Jeffrey's Auto Body, Inc. v. Allstate Insurance

Appeal from an order of the Supreme Court, Onondaga County (James P. Murphy, J.), entered April 3, 2013. The order denied in part defendant’s motion to dismiss the complaint.

It is hereby ordered that the order so appealed from is unanimously modified on the law by granting that part of defendant’s motion seeking dismissal of the second cause of action, and as modified the order is affirmed without costs.

Memorandum: Plaintiffs in these four appeals operate automobile repair shops, and they commenced these actions to recover payment for repairs performed on behalf of various assignors, including first-party assignors, i.e., defendants’ insureds, and persons involved in accidents with defendants’ insureds, i.e., third-party assignors (see generally 11 NYCRR 216.7 [a] [2]). Insofar as relevant in each appeal, plaintiffs asserted causes of action for breach of contract, quantum meruit, and the violation of General Business Law § 349, which prohibits deceptive business practices. Defendants moved pur*1343suant to CPLR 603 to sever the individual claims set forth in the amended complaint in appeal No. 2 and in the complaints in appeal Nos. 1, 3, and 4, and they sought dismissal of the amended complaint and the respective complaints pursuant to CPLR 3211 (a) (5) and (7). We reject defendants’ contentions with respect to severance and the causes of action for breach of contract and section 349, and we agree with Supreme Court’s resolution of those issues for reasons set forth in the court’s decision. We agree with defendants, however, that the court erred in denying those parts of their motions seeking dismissal of the second cause of action, alleging quantum meruit, in each appeal, and we modify the order in each appeal accordingly.

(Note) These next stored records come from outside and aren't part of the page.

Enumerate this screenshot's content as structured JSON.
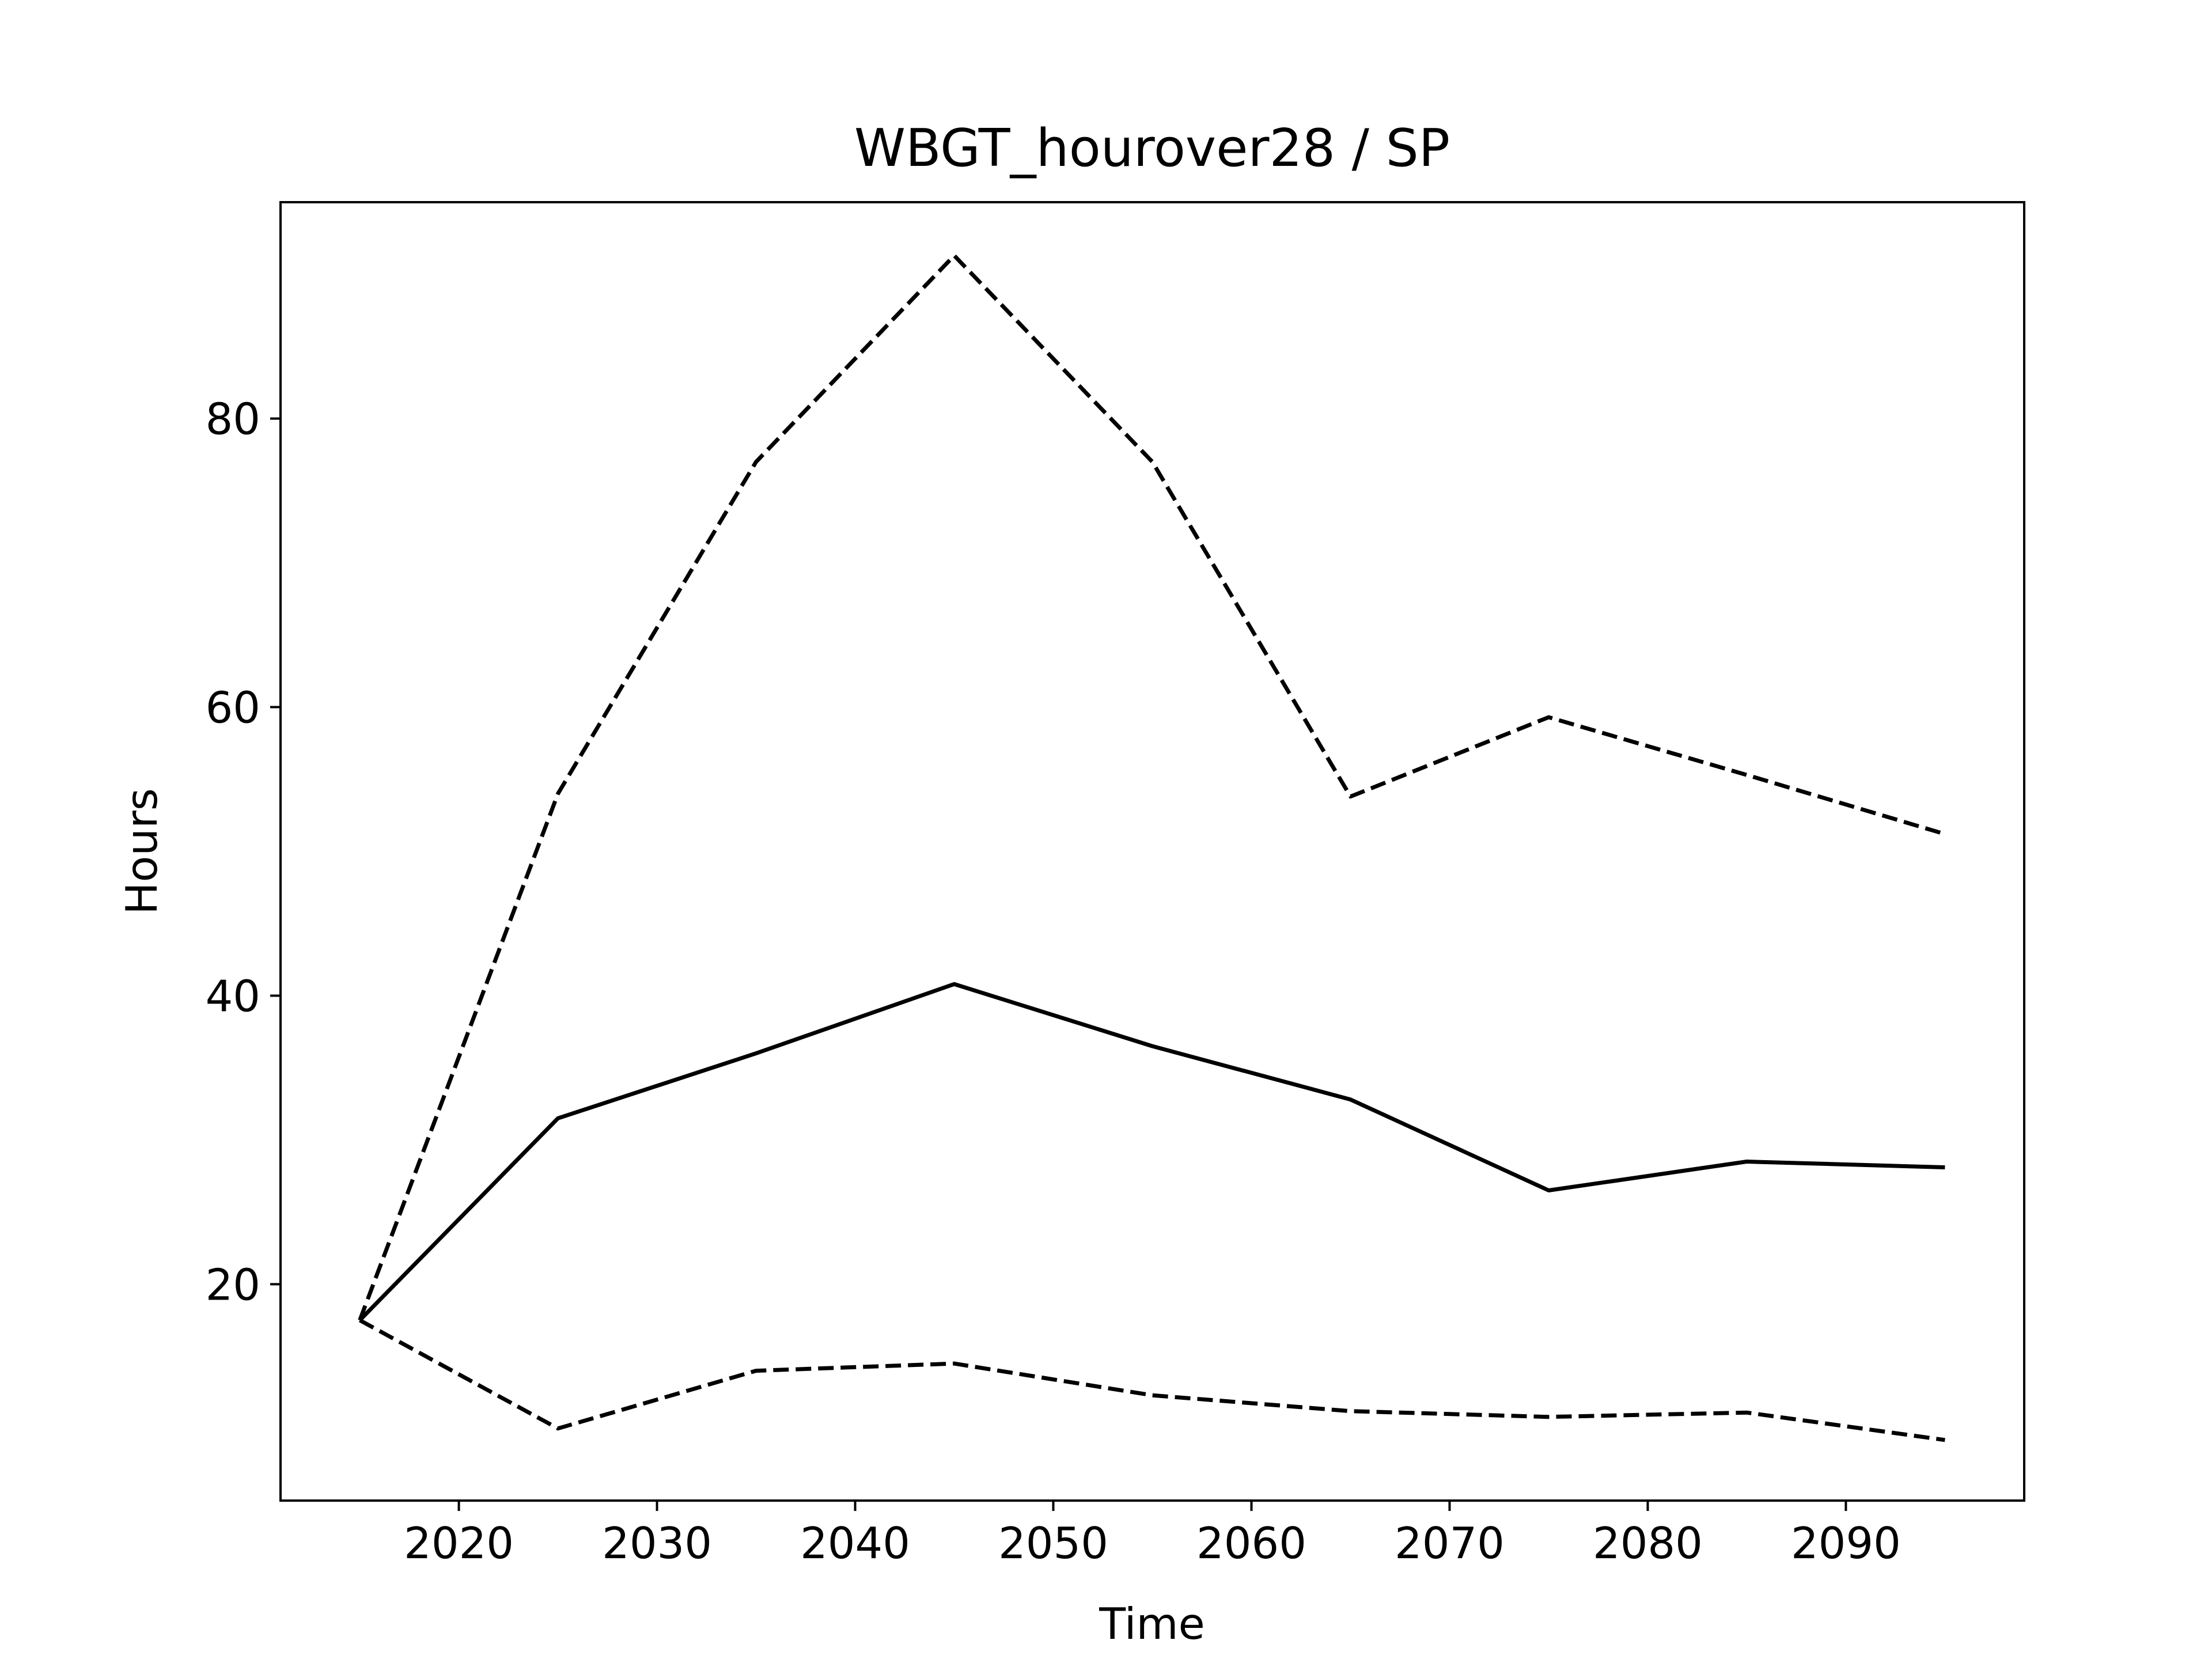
{
  "chart_data": {
    "type": "line",
    "title": "WBGT_hourover28 / SP",
    "xlabel": "Time",
    "ylabel": "Hours",
    "x": [
      2015,
      2025,
      2035,
      2045,
      2055,
      2065,
      2075,
      2085,
      2095
    ],
    "series": [
      {
        "style": "solid",
        "color": "#000000",
        "values": [
          17.5,
          31.5,
          36.0,
          40.8,
          36.5,
          32.8,
          26.5,
          28.5,
          28.1
        ]
      },
      {
        "style": "dashed",
        "color": "#000000",
        "values": [
          17.5,
          54.0,
          77.0,
          91.3,
          77.0,
          53.8,
          59.3,
          55.3,
          51.2
        ]
      },
      {
        "style": "dashed",
        "color": "#000000",
        "values": [
          17.5,
          10.0,
          14.0,
          14.5,
          12.3,
          11.2,
          10.8,
          11.1,
          9.2
        ]
      }
    ],
    "xlim": [
      2011,
      2099
    ],
    "ylim": [
      5,
      95
    ],
    "xticks": [
      2020,
      2030,
      2040,
      2050,
      2060,
      2070,
      2080,
      2090
    ],
    "yticks": [
      20,
      40,
      60,
      80
    ],
    "grid": false,
    "legend": "none"
  }
}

No cause of action for quantum meruit will lie where “an express enforcible contract exist[ed] between the parties concerning the same subject matter” (G & S Custom Homes v Holtz, 179 AD2d 1025, 1026 [1992]; see Clark-Fitzpatrick, Inc. v Long Is. R.R. Co., 70 NY2d 382, 388 [1987]). With respect to the first-party assignors, there is no cause of action for quantum meruit, inasmuch as the policies were in force at all relevant times. With respect to the third-party assignors, we conclude that there is no cause of action for quantum meruit because where, as here, “services were performed at the behest of someone other than the defendant, [a] plaintiff must look to that person for recovery” (Heller v Kurz, 228 AD2d 263, 264 [1996]). Here, the services were performed at the behest of plaintiffs’ customers, i.e., third-party assignors, and plaintiffs therefore do not have quantum meruit causes of action against defendants (see Pekler v Health Ins. Plan of Greater N.Y., 67 AD3d 758, 760 [2009]; Kirell v Vytra Health Plans Long Is., Inc., 29 AD3d 638, 639 [2006]). Present — Smith, J.P., Peradotto, Carni, Valentino and Whalen, JJ.